The amendment aims to close a loophole in the law that allows companies to set the required amount aside, in what are called “Health Reimbursement Accounts,” discourage employees from claiming the money, and then pocket the funds at the end of the year.

A recent Wall Street Journal article focused on San Francisco restaurants’ compliance with the Health Care Security Ordinance. The newspaper reported that many high-end restaurants add a 3 to 5 percent surcharge to every bill to cover their obligations, but very little of that money is actually spent on employee health care.

Los Angeles resident John Erickson paid a $1.48 surcharge on a $37 lamb dinner at Boulevard near the Ferry Building, and he said the restaurant’s workers should definitely be getting that money.
“It costs so much to live here, and workers don’t have extra money to spend on health care,” he said.

Chisholm said he eventually quit the bakery that gave him the runaround about his reimbursement, but his new employer told him he has no health care benefits.
“None of my coworkers know and they are scared to come forward,” he said.

El Tecolote attempted to interview four separate food-service employees in the high-end restaurant district near the Ferry Building. No one was willing to go on record about their health care provided by their employers.

As the law stands, San Francisco employers can satisfy their obligations simply by placing their required health care expenditures into an a third-party-administered reimbursement account, but Campos is trying to change the law so that only money actually spent on employee health care would count. Also, the money would continue to accumulate as long as someone remained employed with that company, instead of resetting every year.

“Of the businesses impacted by the Health Care Security Ordinance, 80 cents on the dollar is not going to health care,” Campos said, citing data from the Office of Labor Standards and Enforcement. “It is pocketed by those businesses.”
Campos’ proposal has drawn some typical battle lines, between the board’s progressive bloc and the mayor, and between organizations representing labor and those representing the business community.

Asian Law Caucus staff attorney Winnie Kao said San Francisco’s immigrant community is especially vulnerable to exploitation under the loophole.

“A lot of immigrant workers wouldn’t even imagine that they have health care benefits,” she said. “The loophole creates an incentive to evade the intent of the law.”

Many San Francisco business owners are up-in-arms over the proposed changes, claiming they will cause them to lay off employees or even close their shops.

“You talk about this loophole like it’s bringing in cocaine from South America, but it’s not,” said Dave Prinz, owner of Amoeba Music in San Francisco. “It’s enabling businesses to stay open in a very unhealthy economic climate.”

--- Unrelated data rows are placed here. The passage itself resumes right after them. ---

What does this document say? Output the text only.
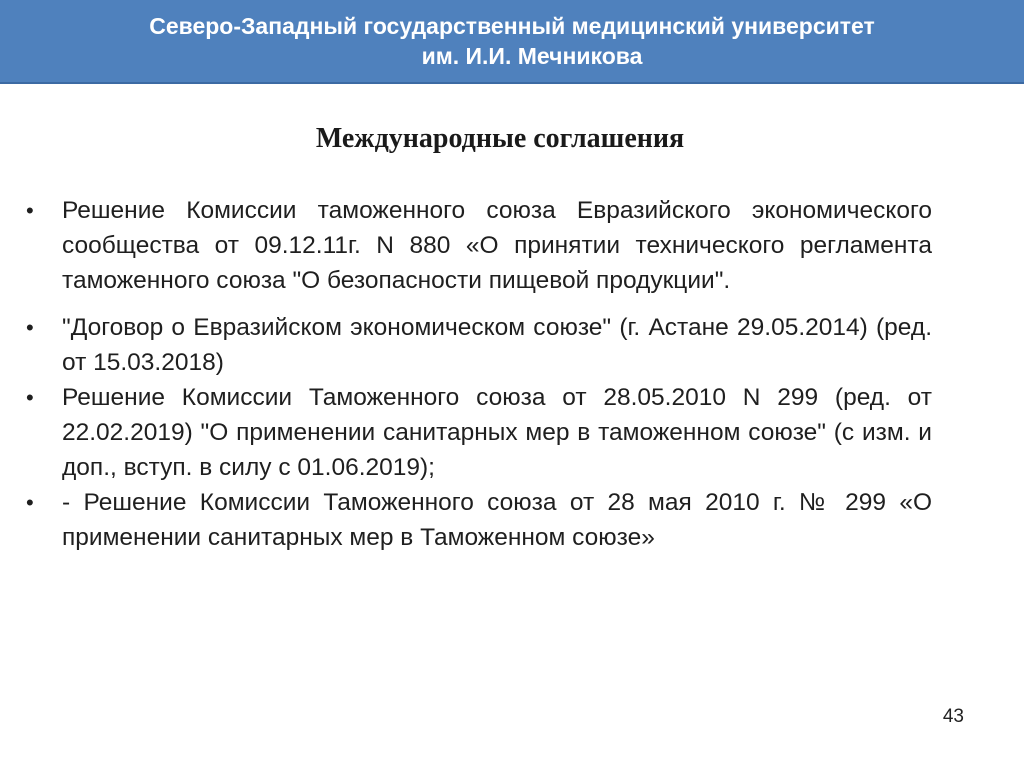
Северо-Западный государственный медицинский университет
им. И.И. Мечникова
Международные соглашения
• Решение Комиссии таможенного союза Евразийского экономического сообщества от 09.12.11г. N 880 «О принятии технического регламента таможенного союза "О безопасности пищевой продукции".
• "Договор о Евразийском экономическом союзе" (г. Астане 29.05.2014) (ред. от 15.03.2018)
• Решение Комиссии Таможенного союза от 28.05.2010 N 299 (ред. от 22.02.2019) "О применении санитарных мер в таможенном союзе" (с изм. и доп., вступ. в силу с 01.06.2019);
• - Решение Комиссии Таможенного союза от 28 мая 2010 г. № 299 «О применении санитарных мер в Таможенном союзе»
43
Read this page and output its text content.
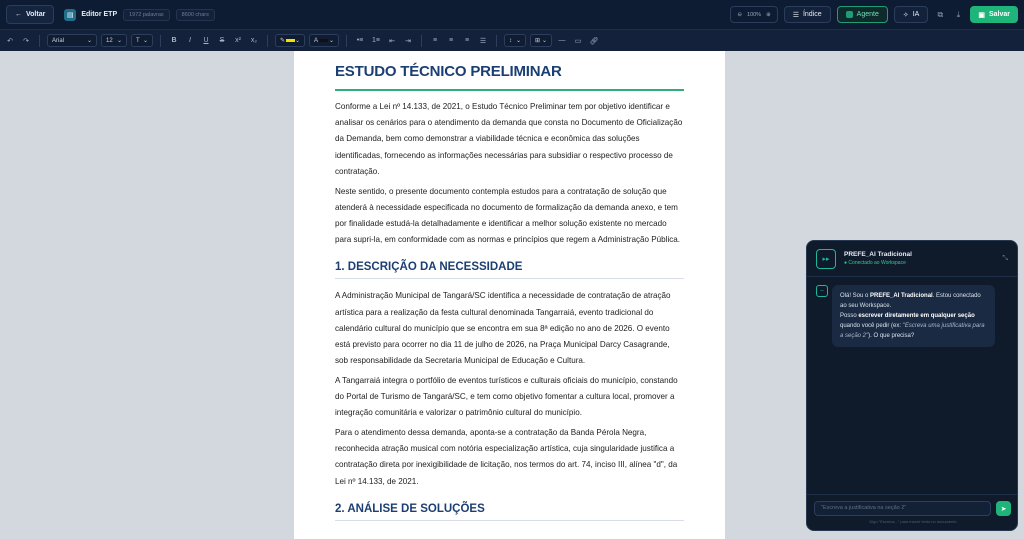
← Voltar	▤	Editor ETP	1972 palavras	8600 chars	⊖ 100% ⊕	☰ Índice	Agente	✧ IA	⧉	⤓	▣ Salvar
↶	↷	Arial	⌄ 12 ⌄ T ⌄	B	I	U	S	x²	x₂	✎ ⌄ A ⌄	•≡	1≡	⇤	⇥	≡	≡	≡	☰	↕ ⌄ ⊞ ⌄	—	▭	🔗︎
ESTUDO TÉCNICO PRELIMINAR

Conforme a Lei nº 14.133, de 2021, o Estudo Técnico Preliminar tem por objetivo identificar e analisar os cenários para o atendimento da demanda que consta no Documento de Oficialização da Demanda, bem como demonstrar a viabilidade técnica e econômica das soluções identificadas, fornecendo as informações necessárias para subsidiar o respectivo processo de contratação.

Neste sentido, o presente documento contempla estudos para a contratação de solução que atenderá à necessidade especificada no documento de formalização da demanda anexo, e tem por finalidade estudá-la detalhadamente e identificar a melhor solução existente no mercado para supri-la, em conformidade com as normas e princípios que regem a Administração Pública.

1. DESCRIÇÃO DA NECESSIDADE

A Administração Municipal de Tangará/SC identifica a necessidade de contratação de atração artística para a realização da festa cultural denominada Tangarraiá, evento tradicional do calendário cultural do município que se encontra em sua 8ª edição no ano de 2026. O evento está previsto para ocorrer no dia 11 de julho de 2026, na Praça Municipal Darcy Casagrande, sob responsabilidade da Secretaria Municipal de Educação e Cultura.

A Tangarraiá integra o portfólio de eventos turísticos e culturais oficiais do município, constando do Portal de Turismo de Tangará/SC, e tem como objetivo fomentar a cultura local, promover a integração comunitária e valorizar o patrimônio cultural do município.

Para o atendimento dessa demanda, aponta-se a contratação da Banda Pérola Negra, reconhecida atração musical com notória especialização artística, cuja singularidade justifica a contratação direta por inexigibilidade de licitação, nos termos do art. 74, inciso III, alínea "d", da Lei nº 14.133, de 2021.

2. ANÁLISE DE SOLUÇÕES
▸▸
PREFE_AI Tradicional
● Conectado ao Workspace
⤡
–
Olá! Sou o PREFE_AI Tradicional. Estou conectado ao seu Workspace.
Posso escrever diretamente em qualquer seção quando você pedir (ex: "Escreva uma justificativa para a seção 2"). O que precisa?
"Escreva a justificativa na seção 2"	➤
Digo "Escreva..." para inserir texto no documento
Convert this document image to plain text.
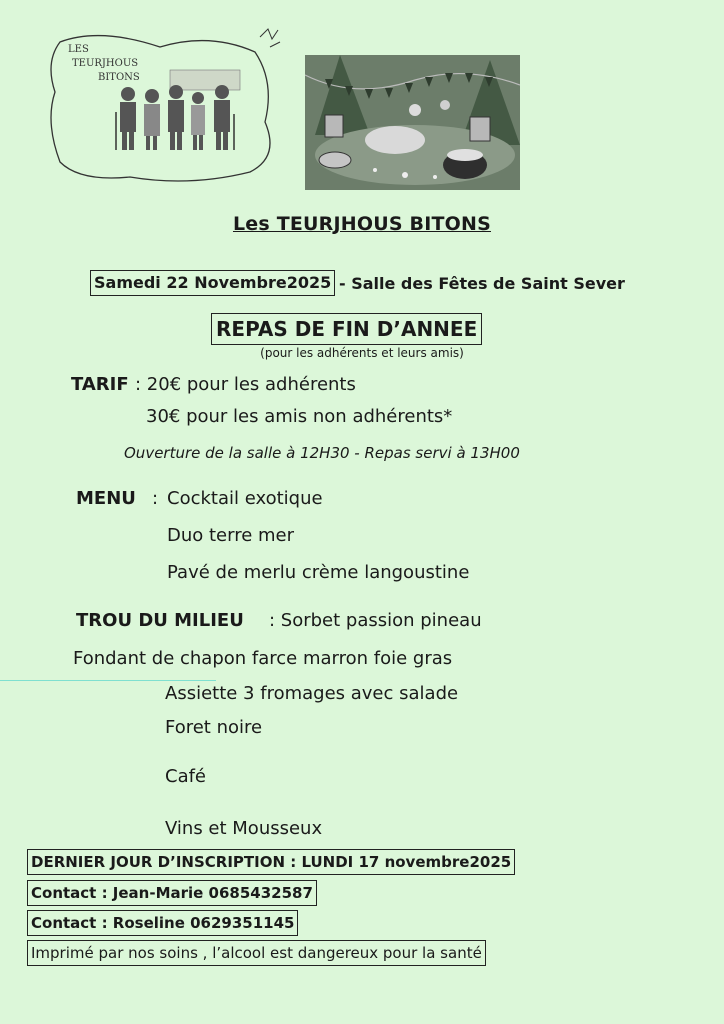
LES
TEURJHOUS
BITONS
Les TEURJHOUS BITONS
Samedi 22 Novembre2025 - Salle des Fêtes de Saint Sever
REPAS DE FIN D’ANNEE
(pour les adhérents et leurs amis)
TARIF : 20€ pour les adhérents
30€ pour les amis non adhérents*
Ouverture de la salle à 12H30 - Repas servi à 13H00
MENU : Cocktail exotique
Duo terre mer
Pavé de merlu crème langoustine
TROU DU MILIEU : Sorbet passion pineau
Fondant de chapon farce marron foie gras
Assiette 3 fromages avec salade
Foret noire
Café
Vins et Mousseux
DERNIER JOUR D’INSCRIPTION : LUNDI 17 novembre2025
Contact : Jean-Marie 0685432587
Contact : Roseline 0629351145
Imprimé par nos soins , l’alcool est dangereux pour la santé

Daniel Scherotter, head chef and owner of Palio D’Asti in the financial district, said he would have to fire two or three employees if Campos’ amendment became law, after reducing his staff from 45 to 31 in the last three years.

“Fact is, it’s already more expensive to hire in San Francisco than anywhere else in the country, and this won’t help. And it won’t provide health care,” Scherotter said. “Food costs are rising, labor costs are rising and I can’t raise my prices the way progressives tell me to. Raising prices right now would be a bad idea, given that every restaurant around me has closed.”

Campos said he is confident that the amendment will pass at the next Board of Supervisors meeting, but Jason Elliot, a representative from Mayor Ed Lee’s office, all but guaranteed that Lee would veto the legislation. Board of Supervisors President David Chiu has proposed alternative legislation and Elliot said the mayor’s office is working on its own proposal.